Paul Cannon „polyglot“: Am Horizont entlang

Paul Cannon, Kontrabassist des Ensemble Modern, stellt sich mit der Porträt-CD „polyglot“ vor.
In Auerbachs Keller lagen die Dinge noch vergleichsweise simpel: „Wenn das Gewölbe widerschallt / Fühlt man erst recht des Basses Grundgewalt“, freut sich da jemand namens Siebel. So einfach ist es heute nicht mehr, wo alle Musikinstrumente – sogar die menschliche Stimme – intensive Emanzipations- und Elaborationsprozesse durchgemacht haben, in denen Spieltechniken und Artikulationsweisen weit jenseits des Herkömmlichen entwickelt und manche alten Ordnungen über den Haufen geworfen wurden.
Paul Cannon, seit 2014 Kontrabassist im Ensemble Modern, hat für sein Porträt-Album denn auch keinen Titel aus den „Grund“- und „Gewalt“-Wortfeldern gewählt. Er nennt es „polyglot“. Nimmt man das als Selbstbeschreibung, dann deutet dieser Titel darauf hin, dass er Musik als ein Gebilde aus Sprachen und Sprachebenen begreift, in denen er sich weiträumig und kundig und auf jeden Fall mehrsprachig zu bewegen gedenkt.
Das Album:
Ensemble Modern, Paul Cannon: polyglot. Ensemble Modern Medien.
Er liefert keine Bestandsaufnahme mit Vollständigkeits-Absichten, sondern einen Rundblick am Horizont des zeitgenössischen Kontrabass-Spiels entlang; Vollständigkeit wäre ohnehin, bei der unübersehbaren Fülle an gegenwärtigen kompositorischen Personalstilen ein vermessener Anspruch. Man kann aber davon ausgehen, dass er aus dieser Fülle eine Auswahl getroffen hat, die sich zu einem runden Gesamtbild und einer repräsentativ und persönlich pointierten Sicht zusammenschließt. Bei Paul Cannon bleibt der Horizont aber weit und offen. Das Ensemble Modern, die Sopranistin Rinnat Moriah, das Arditti Quartet, die Cellistin Eva Böcker, der Elektroniker Felix Dreher sowie die Schlagwerker Rainer Römer und David Haller unterstützen ihn.
Die Auswahl der Komponisten bedient sich aus dem reichen Reservoir, das sich in der langen Arbeit des Ensemble Modern gebildet hat. Ein Schwerpunkt liegt gleichwohl auf jüngeren Jahrgängen.

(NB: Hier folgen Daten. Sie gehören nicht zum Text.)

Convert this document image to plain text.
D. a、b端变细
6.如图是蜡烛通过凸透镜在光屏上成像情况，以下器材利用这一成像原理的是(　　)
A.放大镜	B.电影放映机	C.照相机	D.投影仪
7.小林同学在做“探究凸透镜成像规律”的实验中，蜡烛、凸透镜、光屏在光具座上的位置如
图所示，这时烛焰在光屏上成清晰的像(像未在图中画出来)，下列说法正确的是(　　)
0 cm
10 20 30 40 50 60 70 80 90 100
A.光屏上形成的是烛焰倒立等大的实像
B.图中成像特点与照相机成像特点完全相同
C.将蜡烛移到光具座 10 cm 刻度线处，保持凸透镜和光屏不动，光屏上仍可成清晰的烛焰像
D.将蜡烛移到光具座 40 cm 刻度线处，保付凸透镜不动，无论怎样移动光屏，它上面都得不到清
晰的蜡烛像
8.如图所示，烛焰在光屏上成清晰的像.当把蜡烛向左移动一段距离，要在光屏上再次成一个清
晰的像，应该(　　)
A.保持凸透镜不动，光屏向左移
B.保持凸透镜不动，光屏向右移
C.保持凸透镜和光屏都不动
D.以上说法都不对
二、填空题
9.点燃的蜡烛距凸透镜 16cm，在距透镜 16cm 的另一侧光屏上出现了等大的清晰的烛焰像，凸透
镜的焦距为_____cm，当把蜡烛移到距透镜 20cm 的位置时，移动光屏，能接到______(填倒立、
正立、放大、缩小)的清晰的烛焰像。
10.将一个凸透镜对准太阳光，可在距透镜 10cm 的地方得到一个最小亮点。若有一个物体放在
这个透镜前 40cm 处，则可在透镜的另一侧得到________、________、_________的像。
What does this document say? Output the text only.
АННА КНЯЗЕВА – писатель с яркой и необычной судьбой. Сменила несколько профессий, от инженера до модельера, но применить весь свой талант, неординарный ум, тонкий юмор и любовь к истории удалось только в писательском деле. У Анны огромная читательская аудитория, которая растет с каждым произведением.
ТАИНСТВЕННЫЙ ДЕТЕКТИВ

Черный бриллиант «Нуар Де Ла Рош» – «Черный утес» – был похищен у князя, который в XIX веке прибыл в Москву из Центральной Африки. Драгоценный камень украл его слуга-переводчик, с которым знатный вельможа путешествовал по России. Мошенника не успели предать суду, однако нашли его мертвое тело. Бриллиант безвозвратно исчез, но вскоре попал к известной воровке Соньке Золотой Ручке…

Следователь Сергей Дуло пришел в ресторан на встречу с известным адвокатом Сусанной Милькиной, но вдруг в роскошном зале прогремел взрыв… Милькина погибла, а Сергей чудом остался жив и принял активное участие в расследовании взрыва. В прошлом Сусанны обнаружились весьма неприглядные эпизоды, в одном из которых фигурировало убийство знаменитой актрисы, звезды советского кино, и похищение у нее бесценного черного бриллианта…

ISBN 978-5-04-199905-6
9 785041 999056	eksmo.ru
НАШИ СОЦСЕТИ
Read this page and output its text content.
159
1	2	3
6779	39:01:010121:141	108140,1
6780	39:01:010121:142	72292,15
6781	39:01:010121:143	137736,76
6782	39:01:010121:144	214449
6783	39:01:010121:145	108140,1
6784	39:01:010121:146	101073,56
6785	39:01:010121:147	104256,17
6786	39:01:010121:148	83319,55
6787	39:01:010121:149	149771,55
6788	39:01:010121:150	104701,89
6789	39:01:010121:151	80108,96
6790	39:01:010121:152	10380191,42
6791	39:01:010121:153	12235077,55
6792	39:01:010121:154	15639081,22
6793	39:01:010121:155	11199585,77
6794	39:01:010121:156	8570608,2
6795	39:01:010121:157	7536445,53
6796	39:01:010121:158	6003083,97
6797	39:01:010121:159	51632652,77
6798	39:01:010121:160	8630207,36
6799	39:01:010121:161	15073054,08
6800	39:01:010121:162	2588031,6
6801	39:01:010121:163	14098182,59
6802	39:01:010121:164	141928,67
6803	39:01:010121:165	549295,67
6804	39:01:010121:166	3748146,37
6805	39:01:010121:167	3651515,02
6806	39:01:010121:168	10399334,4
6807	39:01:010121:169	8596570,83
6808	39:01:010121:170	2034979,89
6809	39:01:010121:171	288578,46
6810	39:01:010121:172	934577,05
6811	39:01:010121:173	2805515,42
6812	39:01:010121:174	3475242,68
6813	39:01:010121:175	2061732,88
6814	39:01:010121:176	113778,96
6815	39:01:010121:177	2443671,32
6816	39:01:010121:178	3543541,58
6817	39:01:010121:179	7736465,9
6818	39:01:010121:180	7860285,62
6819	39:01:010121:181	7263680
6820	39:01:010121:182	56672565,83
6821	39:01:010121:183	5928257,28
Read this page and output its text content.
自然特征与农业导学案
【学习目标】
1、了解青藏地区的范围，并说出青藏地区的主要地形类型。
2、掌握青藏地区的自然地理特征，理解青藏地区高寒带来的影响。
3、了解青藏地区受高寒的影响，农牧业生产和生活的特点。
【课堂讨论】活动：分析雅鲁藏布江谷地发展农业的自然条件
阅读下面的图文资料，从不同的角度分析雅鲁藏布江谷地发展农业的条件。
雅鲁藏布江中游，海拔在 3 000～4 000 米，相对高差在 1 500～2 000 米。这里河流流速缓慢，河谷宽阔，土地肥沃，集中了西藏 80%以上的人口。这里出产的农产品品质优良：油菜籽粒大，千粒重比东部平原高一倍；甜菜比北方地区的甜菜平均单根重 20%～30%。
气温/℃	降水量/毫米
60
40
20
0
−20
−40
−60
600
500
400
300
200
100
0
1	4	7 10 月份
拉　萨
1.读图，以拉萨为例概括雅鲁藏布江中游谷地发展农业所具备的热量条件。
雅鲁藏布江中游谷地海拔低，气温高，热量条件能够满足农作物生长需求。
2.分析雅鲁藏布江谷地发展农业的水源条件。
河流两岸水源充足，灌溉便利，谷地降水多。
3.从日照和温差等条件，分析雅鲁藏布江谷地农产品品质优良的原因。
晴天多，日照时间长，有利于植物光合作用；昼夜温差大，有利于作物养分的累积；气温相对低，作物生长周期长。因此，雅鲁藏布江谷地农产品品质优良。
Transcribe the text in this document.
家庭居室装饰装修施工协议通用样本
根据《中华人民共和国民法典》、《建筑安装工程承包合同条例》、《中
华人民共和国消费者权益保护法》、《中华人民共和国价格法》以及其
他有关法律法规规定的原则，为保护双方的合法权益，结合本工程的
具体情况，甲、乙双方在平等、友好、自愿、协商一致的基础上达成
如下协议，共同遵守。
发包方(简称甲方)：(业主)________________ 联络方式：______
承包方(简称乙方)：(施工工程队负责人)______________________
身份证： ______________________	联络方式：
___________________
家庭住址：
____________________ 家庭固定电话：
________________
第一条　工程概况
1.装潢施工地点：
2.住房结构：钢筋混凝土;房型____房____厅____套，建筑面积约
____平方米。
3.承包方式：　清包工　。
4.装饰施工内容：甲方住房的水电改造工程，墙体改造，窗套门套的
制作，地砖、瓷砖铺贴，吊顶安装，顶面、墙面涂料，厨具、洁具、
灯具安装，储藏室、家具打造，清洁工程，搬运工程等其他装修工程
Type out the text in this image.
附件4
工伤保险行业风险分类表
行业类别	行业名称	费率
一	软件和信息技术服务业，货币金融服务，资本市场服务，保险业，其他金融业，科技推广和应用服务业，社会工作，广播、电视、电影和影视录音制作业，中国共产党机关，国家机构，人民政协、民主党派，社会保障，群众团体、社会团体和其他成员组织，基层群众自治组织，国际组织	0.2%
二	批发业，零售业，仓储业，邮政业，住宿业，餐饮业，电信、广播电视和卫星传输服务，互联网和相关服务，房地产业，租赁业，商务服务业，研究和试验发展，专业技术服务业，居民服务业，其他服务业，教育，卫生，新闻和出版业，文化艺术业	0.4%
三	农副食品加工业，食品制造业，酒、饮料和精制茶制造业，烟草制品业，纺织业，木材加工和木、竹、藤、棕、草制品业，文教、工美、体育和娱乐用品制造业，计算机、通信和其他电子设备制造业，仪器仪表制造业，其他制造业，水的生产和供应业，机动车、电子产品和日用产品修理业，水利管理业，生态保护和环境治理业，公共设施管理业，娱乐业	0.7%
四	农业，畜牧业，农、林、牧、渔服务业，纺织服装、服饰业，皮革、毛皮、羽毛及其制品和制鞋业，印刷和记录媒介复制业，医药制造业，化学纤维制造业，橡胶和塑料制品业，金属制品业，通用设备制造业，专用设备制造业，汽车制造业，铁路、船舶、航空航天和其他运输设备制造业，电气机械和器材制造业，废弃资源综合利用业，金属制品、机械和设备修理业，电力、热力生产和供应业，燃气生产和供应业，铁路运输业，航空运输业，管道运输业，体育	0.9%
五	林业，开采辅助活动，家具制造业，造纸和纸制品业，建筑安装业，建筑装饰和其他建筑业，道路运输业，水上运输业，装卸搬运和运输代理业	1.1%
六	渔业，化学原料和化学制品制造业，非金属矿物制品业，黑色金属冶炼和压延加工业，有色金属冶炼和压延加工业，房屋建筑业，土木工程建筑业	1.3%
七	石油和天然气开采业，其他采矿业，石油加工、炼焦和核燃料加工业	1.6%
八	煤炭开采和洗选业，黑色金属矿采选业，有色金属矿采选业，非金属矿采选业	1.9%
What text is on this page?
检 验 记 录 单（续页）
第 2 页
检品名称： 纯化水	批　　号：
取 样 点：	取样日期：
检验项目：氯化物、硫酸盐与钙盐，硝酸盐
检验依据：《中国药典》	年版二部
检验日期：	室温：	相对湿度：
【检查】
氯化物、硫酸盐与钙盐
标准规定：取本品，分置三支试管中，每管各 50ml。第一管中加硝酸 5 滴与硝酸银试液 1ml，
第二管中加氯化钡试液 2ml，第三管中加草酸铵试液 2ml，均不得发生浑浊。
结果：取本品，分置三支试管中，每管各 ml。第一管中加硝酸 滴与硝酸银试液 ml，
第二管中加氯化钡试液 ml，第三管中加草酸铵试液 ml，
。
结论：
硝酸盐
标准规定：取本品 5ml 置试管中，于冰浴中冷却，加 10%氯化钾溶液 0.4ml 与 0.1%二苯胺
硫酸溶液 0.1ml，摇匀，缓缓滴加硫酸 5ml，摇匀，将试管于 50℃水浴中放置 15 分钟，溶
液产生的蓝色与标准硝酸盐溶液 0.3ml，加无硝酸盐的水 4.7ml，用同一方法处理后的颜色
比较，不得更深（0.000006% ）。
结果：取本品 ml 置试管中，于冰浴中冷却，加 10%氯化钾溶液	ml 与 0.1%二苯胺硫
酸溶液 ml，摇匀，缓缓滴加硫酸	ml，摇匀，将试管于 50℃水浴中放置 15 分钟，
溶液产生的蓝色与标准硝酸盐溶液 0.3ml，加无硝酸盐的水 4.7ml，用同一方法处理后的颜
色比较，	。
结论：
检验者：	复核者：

Senior unter den vertretenen Komponisten ist Cannons Ostküsten-Landsmann Elliott Carter. Er ist mit „Figment III“, einer Komposition für Kontrabass solo aus dem Jahr 2007 vertreten, die ein erhebliches Maß an technischer Virtuosität verlangt.
Frau mit 100 Köpfen
Der Nächstältere ist Brian Ferneyhough, einer der einflussreichsten Komponisten seiner Generation, zusammen vielleicht mit Kaija Saariaho, von der Cannon das vielschichtige „Folia“ für Kontrabass und Ensemble eingespielt hat. Die jüngsten Komponisten sind Vito Žuraj und Ondrej Adámek, beide Jahrgang 1979. Žuraj hat sich bei „La femme de 100 tetes“ (oder heißt es „la femme sans tete“? Man muss genau hinhören) an Max Ernst orientiert. Adámeks „Chamber Noise“ macht nicht nur einen Scherz aus der Zusammenziehung von Kammermusik und Noise, sondern weist auf eine Beziehung zum japanischen No-Theater, wobei nicht nur die Musik, sondern auch Gesten und Gesichtsausdrücke (die aus naheliegenden Gründen auf der CD wegfallen) der Aufführenden präzise notiert sind. Und auch der Bassist zeigt sich als Komponist: „Transition“ konzentriert klanglich verfremdetes, mehrdimensionales und differenziertes Solo-Bass-Spiel auf knapp dreieinhalb Minuten. Und mit Bernhard Ganders übermütigem „Take Five For Three“ für Kontrabass und zwei Schlagzeuger verlassen wir am Ende den Konsens-Sektor der Neuen Musik.